In Vietnam the regiment's campaigns included Counteroffensive, Phase II; Counteroffensive, Phase III; Tet Counteroffensive; Counteroffensive, Phase IV; Counteroffensive, Phase V; Counteroffensive, Phase VI; Tet 69/Counteroffensive
Summer–Fall 1969; Winter–Spring 1970; Sanctuary Counteroffensive; Counteroffensive, Phase VII.

==Distinctive unit insignia==
- Description
A gold color metal and enamel device 1+5/32 in in height overall consisting of the shield and motto of the coat of arms.
- Symbolism
The shield is yellow for Cavalry and red for Artillery. The blue chevronel denotes the Regiment's short period of service overseas during World War I. The Cheyenne warbonnet refers to the birthplace of the organization in Wyoming. The bear, from the crest of the state of California, commemorates service in the 8th Division at Camp Fremont, California. The canton represents the Regiment's formation by transfer of men from the 1st Cavalry (formerly 1st Dragoons) in 1917.
- Background
The distinctive unit insignia was originally approved for the 83d Field Artillery Regiment on 15 November 1923. It was redesignated for the 83d Field Artillery Battalion on 5 October 1942. It was redesignated for the 83d Armored Field Artillery Battalion on 13 May 1943. The insignia was redesignated for the 83d Field Artillery Battalion on 30 June 1950. It was again redesignated for the 83d Artillery Regiment on 21 November 1958. Effective 1 September 1971, the insignia was redesignated for the 83d Field Artillery Regiment.
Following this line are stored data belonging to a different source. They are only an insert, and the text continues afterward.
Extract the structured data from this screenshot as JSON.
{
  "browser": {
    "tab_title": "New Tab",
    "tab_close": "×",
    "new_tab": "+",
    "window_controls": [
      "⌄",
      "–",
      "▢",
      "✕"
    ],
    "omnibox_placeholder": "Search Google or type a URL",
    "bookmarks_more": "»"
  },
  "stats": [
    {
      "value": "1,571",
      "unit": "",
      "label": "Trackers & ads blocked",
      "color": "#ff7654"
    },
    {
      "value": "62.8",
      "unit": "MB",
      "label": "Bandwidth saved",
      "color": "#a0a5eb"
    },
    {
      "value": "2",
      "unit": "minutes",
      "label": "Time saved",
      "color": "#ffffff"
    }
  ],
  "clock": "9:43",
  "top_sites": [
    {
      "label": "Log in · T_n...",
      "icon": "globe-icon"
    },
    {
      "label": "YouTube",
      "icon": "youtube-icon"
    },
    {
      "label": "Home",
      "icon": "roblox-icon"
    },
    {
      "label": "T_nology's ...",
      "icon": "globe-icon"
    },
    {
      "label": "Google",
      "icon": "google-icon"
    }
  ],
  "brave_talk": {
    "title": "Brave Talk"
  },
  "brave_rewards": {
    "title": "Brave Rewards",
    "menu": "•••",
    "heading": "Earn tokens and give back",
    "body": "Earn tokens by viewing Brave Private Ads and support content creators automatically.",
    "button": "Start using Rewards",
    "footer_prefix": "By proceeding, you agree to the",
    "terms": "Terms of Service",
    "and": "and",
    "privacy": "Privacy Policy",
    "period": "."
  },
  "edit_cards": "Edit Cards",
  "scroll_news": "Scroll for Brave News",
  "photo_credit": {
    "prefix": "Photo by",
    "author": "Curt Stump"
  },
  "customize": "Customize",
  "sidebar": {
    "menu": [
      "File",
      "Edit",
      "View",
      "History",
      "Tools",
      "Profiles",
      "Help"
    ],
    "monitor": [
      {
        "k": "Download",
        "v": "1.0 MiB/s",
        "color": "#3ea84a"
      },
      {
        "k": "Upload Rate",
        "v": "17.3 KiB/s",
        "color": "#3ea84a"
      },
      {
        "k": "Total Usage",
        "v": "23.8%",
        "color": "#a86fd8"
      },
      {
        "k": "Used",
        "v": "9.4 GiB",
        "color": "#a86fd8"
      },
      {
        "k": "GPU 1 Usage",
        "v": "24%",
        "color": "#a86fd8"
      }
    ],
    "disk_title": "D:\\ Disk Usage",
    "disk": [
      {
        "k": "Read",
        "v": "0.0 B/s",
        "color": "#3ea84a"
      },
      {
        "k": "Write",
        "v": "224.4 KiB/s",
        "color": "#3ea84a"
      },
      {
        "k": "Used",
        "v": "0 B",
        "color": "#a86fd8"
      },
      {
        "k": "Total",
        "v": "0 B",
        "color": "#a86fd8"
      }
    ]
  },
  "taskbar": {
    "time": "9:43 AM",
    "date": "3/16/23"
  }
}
It was amended to reflect the change in symbolism on 10 January 1973. The insignia was amended to correct the symbolism on 12 October 1984.

==Coat of arms==
===Blazon===
- Shield
Party per chevron Or and Gules, a chevronel Azure between in sinister chief a Cheyenne warbonnet and in base a grizzly bear passant both Proper. On a canton Tenné a dragon passant of the first.
- Crest
On a wreath of the colors, Or and Gules, a bison statant Argent.
Motto
FLAGRANTE BELLO (During Hostilities).
- Symbolism
- Shield
The shield is yellow for Cavalry and red for Artillery. The blue chevronel denotes the Regiment's short period of service overseas during World War I. The Cheyenne warbonnet refers to the birthplace of the organization in Wyoming. The bear, from the crest of the state of California, commemorates service in the 8th Division at Camp Fremont, California. The canton represents the Regiment's formation by transfer of men from the 1st Cavalry (formerly 1st Dragoons) in 1917.
- Crest
The crest also symbolizes the birthplace of the organization.
- Background
The coat of arms was originally approved for the 83d Field Artillery Regiment on 18 March 1920. It was redesignated for the 83d Field Artillery Battalion on 5 October 1942. It was redesignated for the 83d Armored Field Artillery Battalion on 13 May 1943. The insignia was redesignated for the 83d Field Artillery Battalion on 30 June 1950. It was again redesignated for the 83d Artillery Regiment on 21 November 1958. Effective 1 September 1971, the insignia was redesignated for the 83d Field Artillery Regiment. It was amended to reflect the change in symbolism on 10 January 1973. The coat of arms was amended to correct the symbolism on 12 October 1984.